The plot of Die Büchse der Pandora was based on a play popular in Weimar Germany at the time, and the domestic reaction at the time was mostly based on whether the movie was a faithful adaptation thereof (it was not). But the movie takes a plot that does not sound like a good movie and makes it into one. Her character, Lulu, is the subject of lust of both a father (Fritz Kortner) and son (Francis Lederer), including the son’s fiancee (Daisy D’Ora) finding her man locked in an embrace with Lulu in her dressing room. Also very clearly interested in Lulu is the Countess Augusta Deschwitz (Alice Roberts), who dresses in men’s suits and eagerly asks Lulu to dance the tango. Lulu seems not uninterested, though she traipses effortlessly through the whole movie, oblivious to the chaos she leaves in her wake.
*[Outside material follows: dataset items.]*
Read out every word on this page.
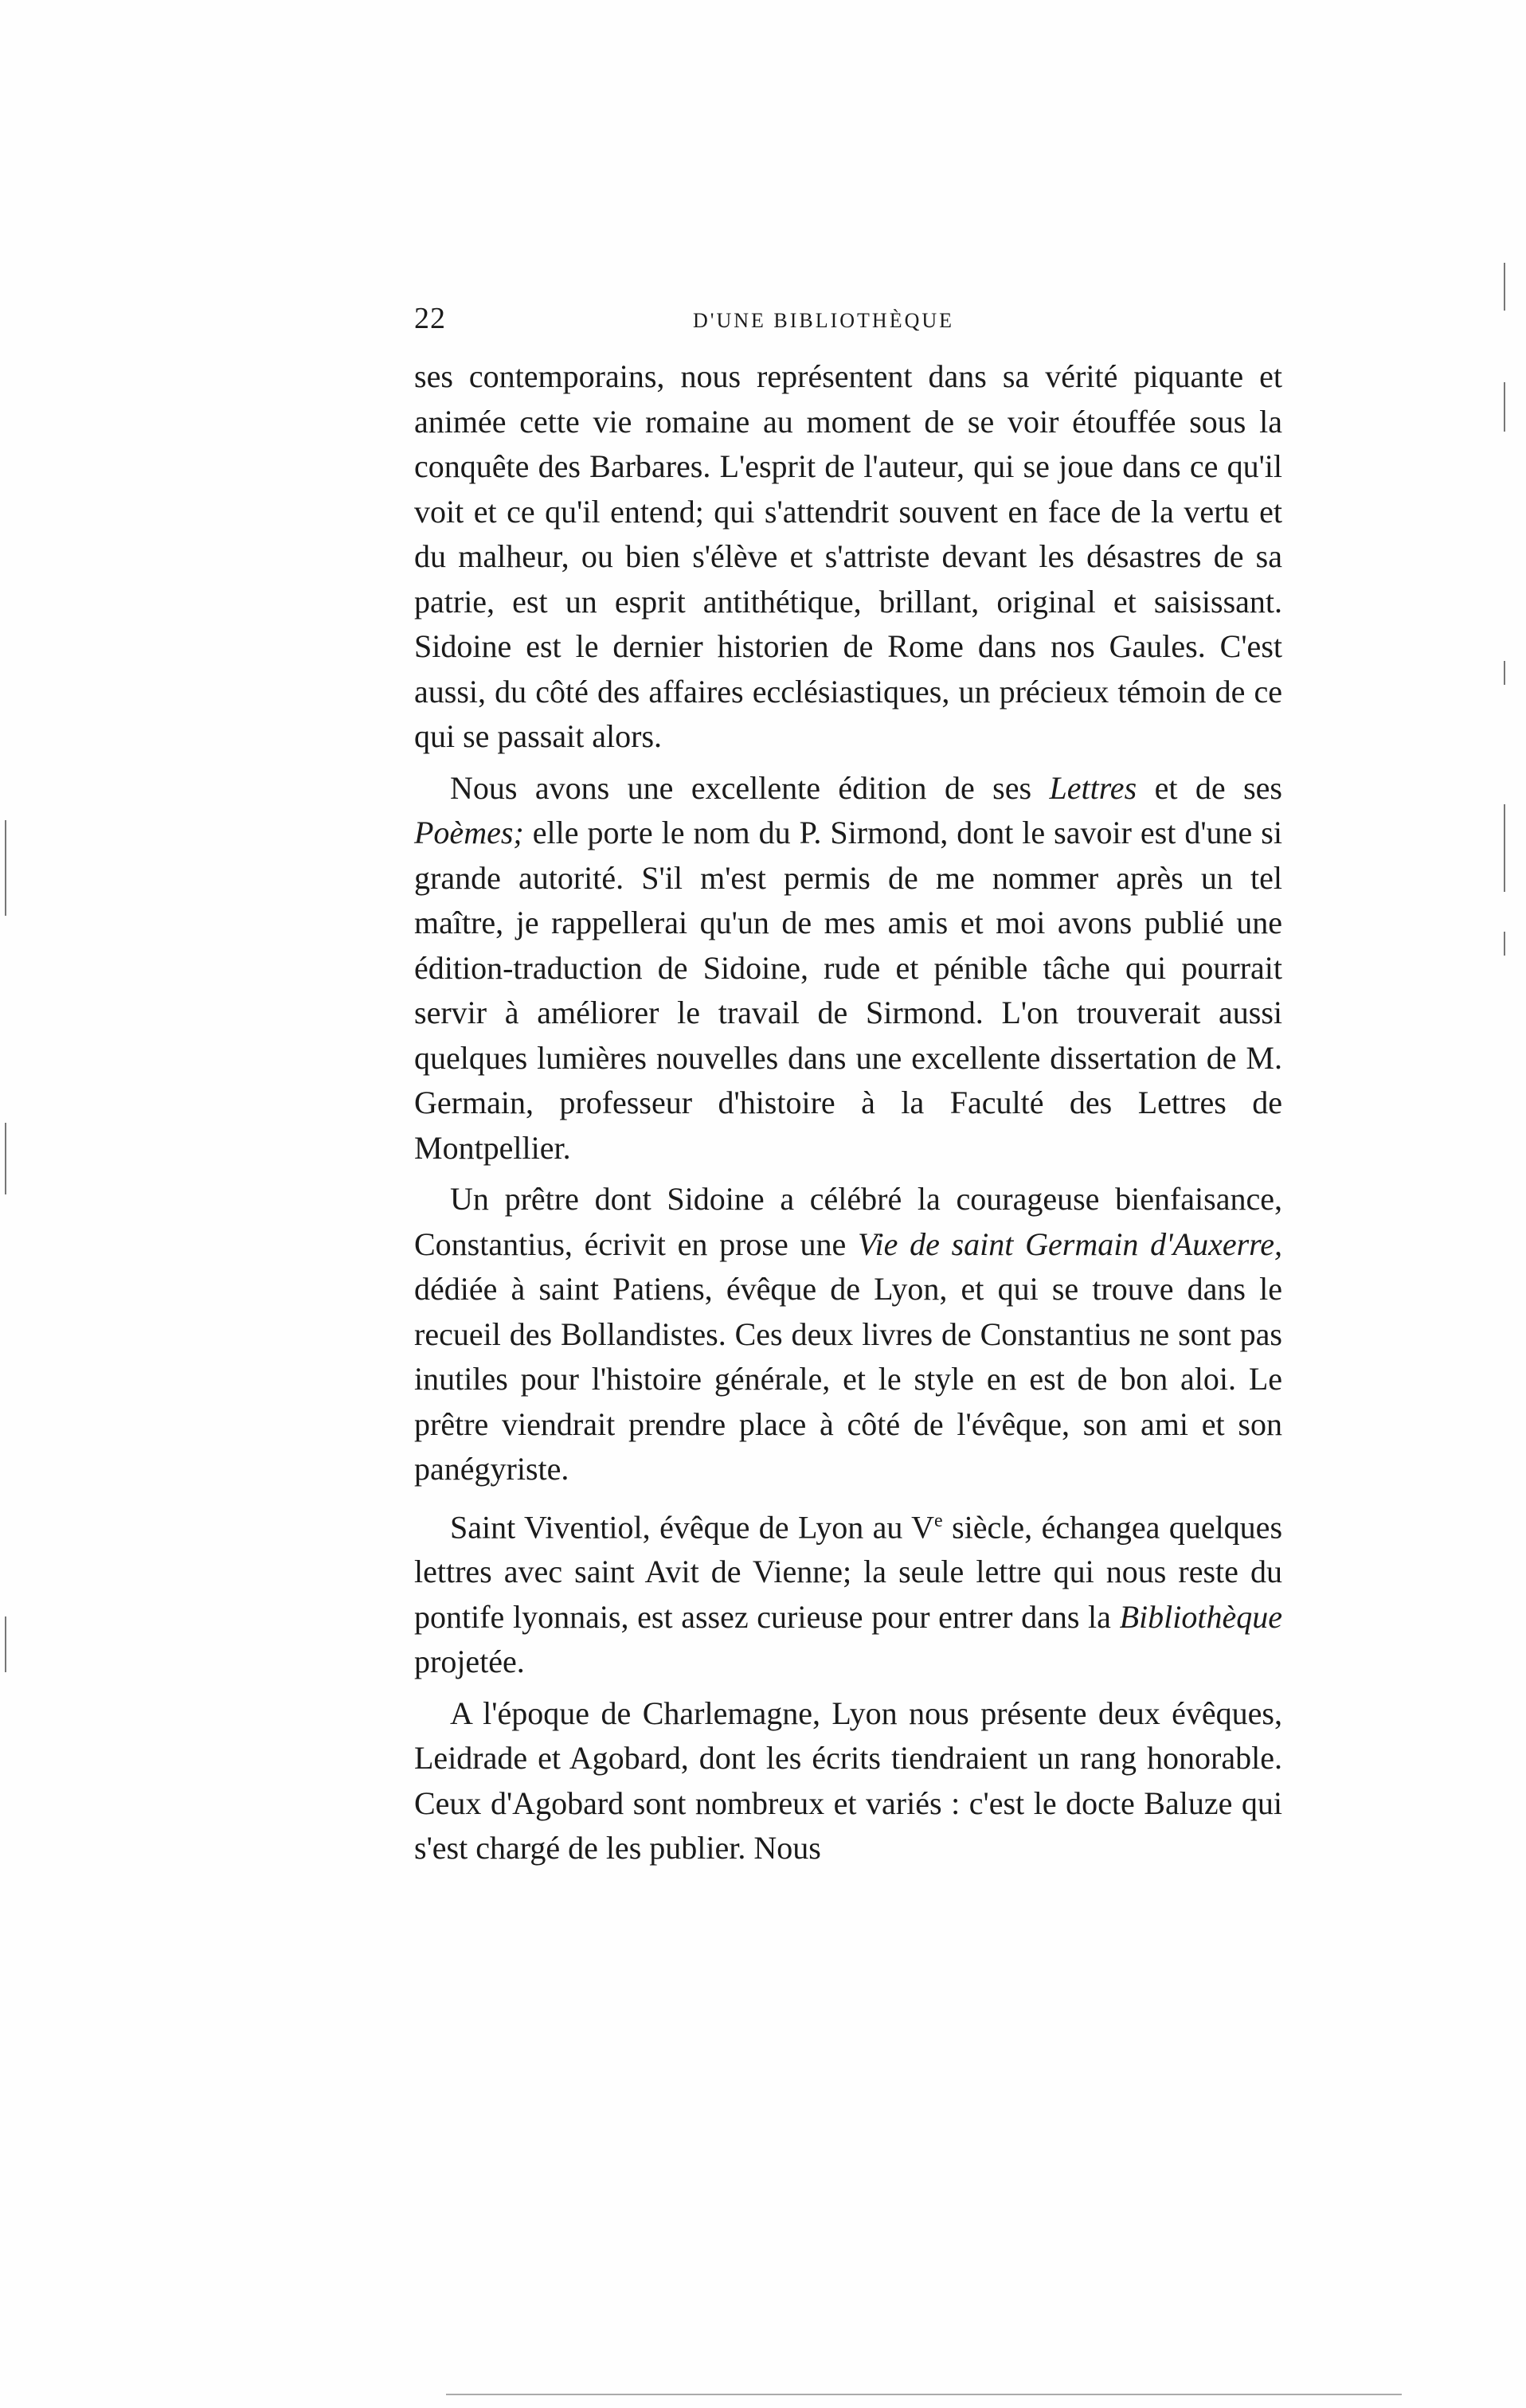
22	D'UNE BIBLIOTHÈQUE

ses contemporains, nous représentent dans sa vérité piquante et animée cette vie romaine au moment de se voir étouffée sous la conquête des Barbares. L'esprit de l'auteur, qui se joue dans ce qu'il voit et ce qu'il entend; qui s'attendrit souvent en face de la vertu et du malheur, ou bien s'élève et s'attriste devant les désastres de sa patrie, est un esprit antithétique, brillant, original et saisissant. Sidoine est le dernier historien de Rome dans nos Gaules. C'est aussi, du côté des affaires ecclésiastiques, un précieux témoin de ce qui se passait alors.

Nous avons une excellente édition de ses Lettres et de ses Poèmes; elle porte le nom du P. Sirmond, dont le savoir est d'une si grande autorité. S'il m'est permis de me nommer après un tel maître, je rappellerai qu'un de mes amis et moi avons publié une édition-traduction de Sidoine, rude et pénible tâche qui pourrait servir à améliorer le travail de Sirmond. L'on trouverait aussi quelques lumières nouvelles dans une excellente dissertation de M. Germain, professeur d'histoire à la Faculté des Lettres de Montpellier.

Un prêtre dont Sidoine a célébré la courageuse bienfaisance, Constantius, écrivit en prose une Vie de saint Germain d'Auxerre, dédiée à saint Patiens, évêque de Lyon, et qui se trouve dans le recueil des Bollandistes. Ces deux livres de Constantius ne sont pas inutiles pour l'histoire générale, et le style en est de bon aloi. Le prêtre viendrait prendre place à côté de l'évêque, son ami et son panégyriste.

Saint Viventiol, évêque de Lyon au Ve siècle, échangea quelques lettres avec saint Avit de Vienne; la seule lettre qui nous reste du pontife lyonnais, est assez curieuse pour entrer dans la Bibliothèque projetée.

A l'époque de Charlemagne, Lyon nous présente deux évêques, Leidrade et Agobard, dont les écrits tiendraient un rang honorable. Ceux d'Agobard sont nombreux et variés : c'est le docte Baluze qui s'est chargé de les publier. Nous
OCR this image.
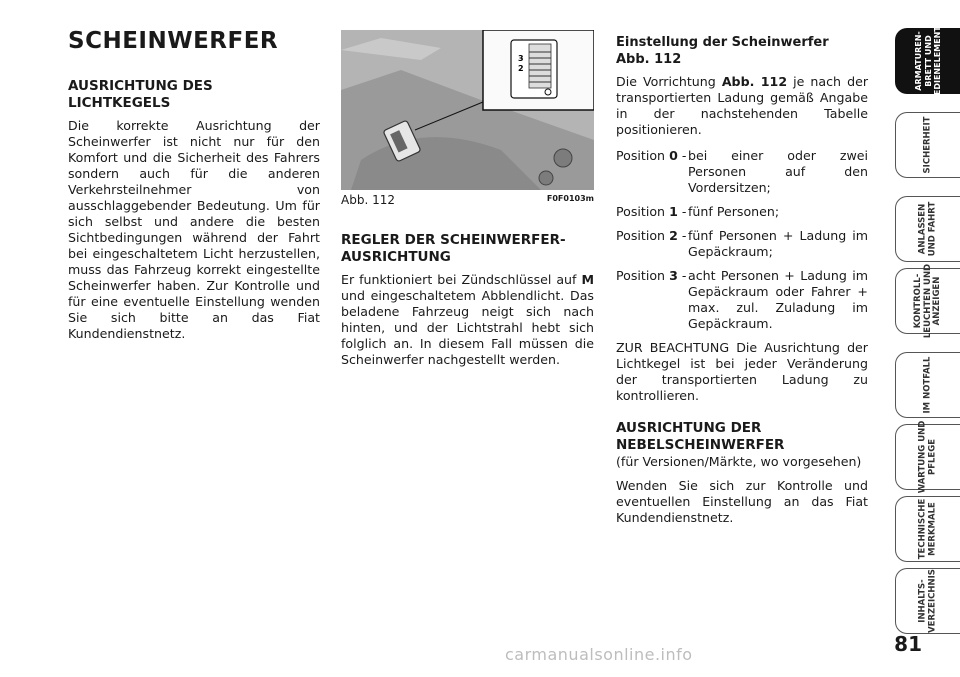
SCHEINWERFER
AUSRICHTUNG DES
LICHTKEGELS

Die korrekte Ausrichtung der Scheinwerfer ist nicht nur für den Komfort und die Sicherheit des Fahrers sondern auch für die anderen Verkehrsteilnehmer von ausschlaggebender Bedeutung. Um für sich selbst und andere die besten Sichtbedingungen während der Fahrt bei eingeschaltetem Licht herzustellen, muss das Fahrzeug korrekt eingestellte Scheinwerfer haben. Zur Kontrolle und für eine eventuelle Einstellung wenden Sie sich bitte an das Fiat Kundendienstnetz.

3
2
Abb. 112	F0F0103m
REGLER DER SCHEINWERFER-
AUSRICHTUNG

Er funktioniert bei Zündschlüssel auf M und eingeschaltetem Abblendlicht. Das beladene Fahrzeug neigt sich nach hinten, und der Lichtstrahl hebt sich folglich an. In diesem Fall müssen die Scheinwerfer nachgestellt werden.

Einstellung der Scheinwerfer
Abb. 112

Die Vorrichtung Abb. 112 je nach der transportierten Ladung gemäß Angabe in der nachstehenden Tabelle positionieren.

Position 0 - bei einer oder zwei Personen auf den Vordersitzen;
Position 1 - fünf Personen;
Position 2 - fünf Personen + Ladung im Gepäckraum;
Position 3 - acht Personen + Ladung im Gepäckraum oder Fahrer + max. zul. Zuladung im Gepäckraum.

ZUR BEACHTUNG Die Ausrichtung der Lichtkegel ist bei jeder Veränderung der transportierten Ladung zu kontrollieren.

AUSRICHTUNG DER
NEBELSCHEINWERFER

(für Versionen/Märkte, wo vorgesehen)

Wenden Sie sich zur Kontrolle und eventuellen Einstellung an das Fiat Kundendienstnetz.

ARMATUREN-
BRETT UND
BEDIENELEMENTE
SICHERHEIT
ANLASSEN
UND FAHRT
KONTROLL-
LEUCHTEN UND
ANZEIGEN
IM NOTFALL
WARTUNG UND
PFLEGE
TECHNISCHE
MERKMALE
INHALTS-
VERZEICHNIS
81
carmanualsonline.info
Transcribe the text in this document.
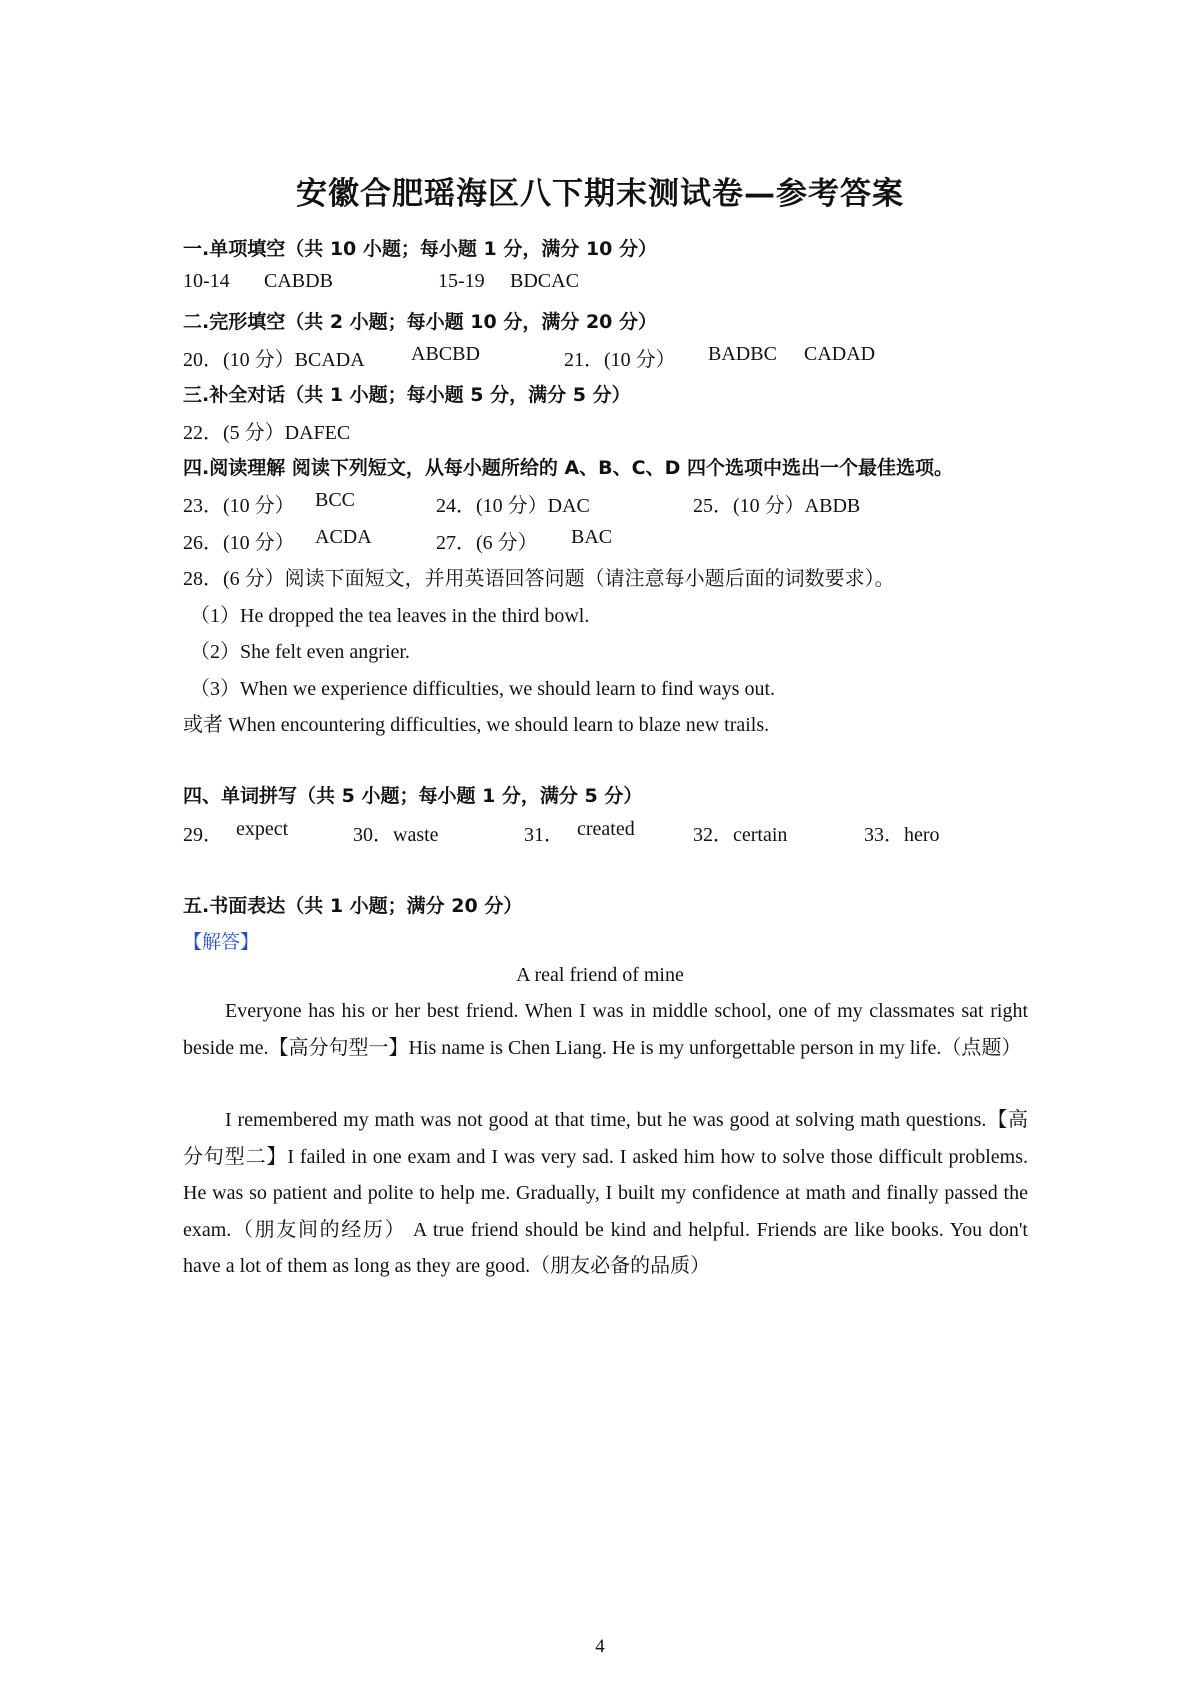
安徽合肥瑶海区八下期末测试卷—参考答案
一.单项填空（共 10 小题；每小题 1 分，满分 10 分）
10-14 CABDB	15-19 BDCAC
二.完形填空（共 2 小题；每小题 10 分，满分 20 分）
20．(10 分）BCADA ABCBD	21．(10 分） BADBC CADAD
三.补全对话（共 1 小题；每小题 5 分，满分 5 分）
22．(5 分）DAFEC
四.阅读理解 阅读下列短文，从每小题所给的 A、B、C、D 四个选项中选出一个最佳选项。
23．(10 分） BCC	24．(10 分）DAC	25．(10 分）ABDB
26．(10 分） ACDA	27．(6 分） BAC
28．(6 分）阅读下面短文，并用英语回答问题（请注意每小题后面的词数要求）。
（1）He dropped the tea leaves in the third bowl.
（2）She felt even angrier.
（3）When we experience difficulties, we should learn to find ways out.
或者 When encountering difficulties, we should learn to blaze new trails.
四、单词拼写（共 5 小题；每小题 1 分，满分 5 分）
29． expect	30．waste	31． created	32．certain	33．hero
五.书面表达（共 1 小题；满分 20 分）
【解答】
A real friend of mine
Everyone has his or her best friend. When I was in middle school, one of my classmates sat right beside me.【高分句型一】His name is Chen Liang. He is my unforgettable person in my life.（点题）
I remembered my math was not good at that time, but he was good at solving math questions.【高分句型二】I failed in one exam and I was very sad. I asked him how to solve those difficult problems. He was so patient and polite to help me. Gradually, I built my confidence at math and finally passed the exam.（朋友间的经历） A true friend should be kind and helpful. Friends are like books. You don't have a lot of them as long as they are good.（朋友必备的品质）
4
Lulu is eventually marries the son, but then shoots the father in order to keep him from assaulting her. She is convicted of murder (where the prosecutor gives us a metaphor about Pandora unleashing the evils of the world, in case we weren’t getting the title), but with the help of the Countess, she and the son escape. This leads to an increasing series of disasters where Lulu is almost sold into slavery in Egypt, lives on a sort of casino boat for a while, and ends up in a rundown turret apartment in London, unwittingly soliciting Jack the Ripper as a prostitute.

That any of this works is a testament to Brooks’ performance, which was derided at the time for being “too natural,” the exact same reason people today like it so much. It is also a testament to the atmospheric direction of G.W. Pabst, who had refused to cast the much more famous Marlene Dietrich as Lulu because he thought she was too “worldly” for the part. Pabst was perhaps the most popular director of the Weimar era, a freewheeling one in an arts sense. He is today considered notable for his interest in strong female roles, especially in the implications of sexual politics. In America, the movies of his you’re most likely to see are the two with Brooks, but in Germany he remains considered one of the masters.

Die Büchse der Pandora has a strange place in film history because it seems almost unmoored from its time. It is a silent movie that seems made entirely for modern audiences, with a star-making central performance that nobody would actually seem ready to appreciate for decades. But sometimes movies are just interesting for themselves, not for their specific place in history, and the magic of Louise Brooks is that there doesn’t seem to be that gulf of history between her and the viewer. Her brand of crazy has shone through the screen for a century at this point.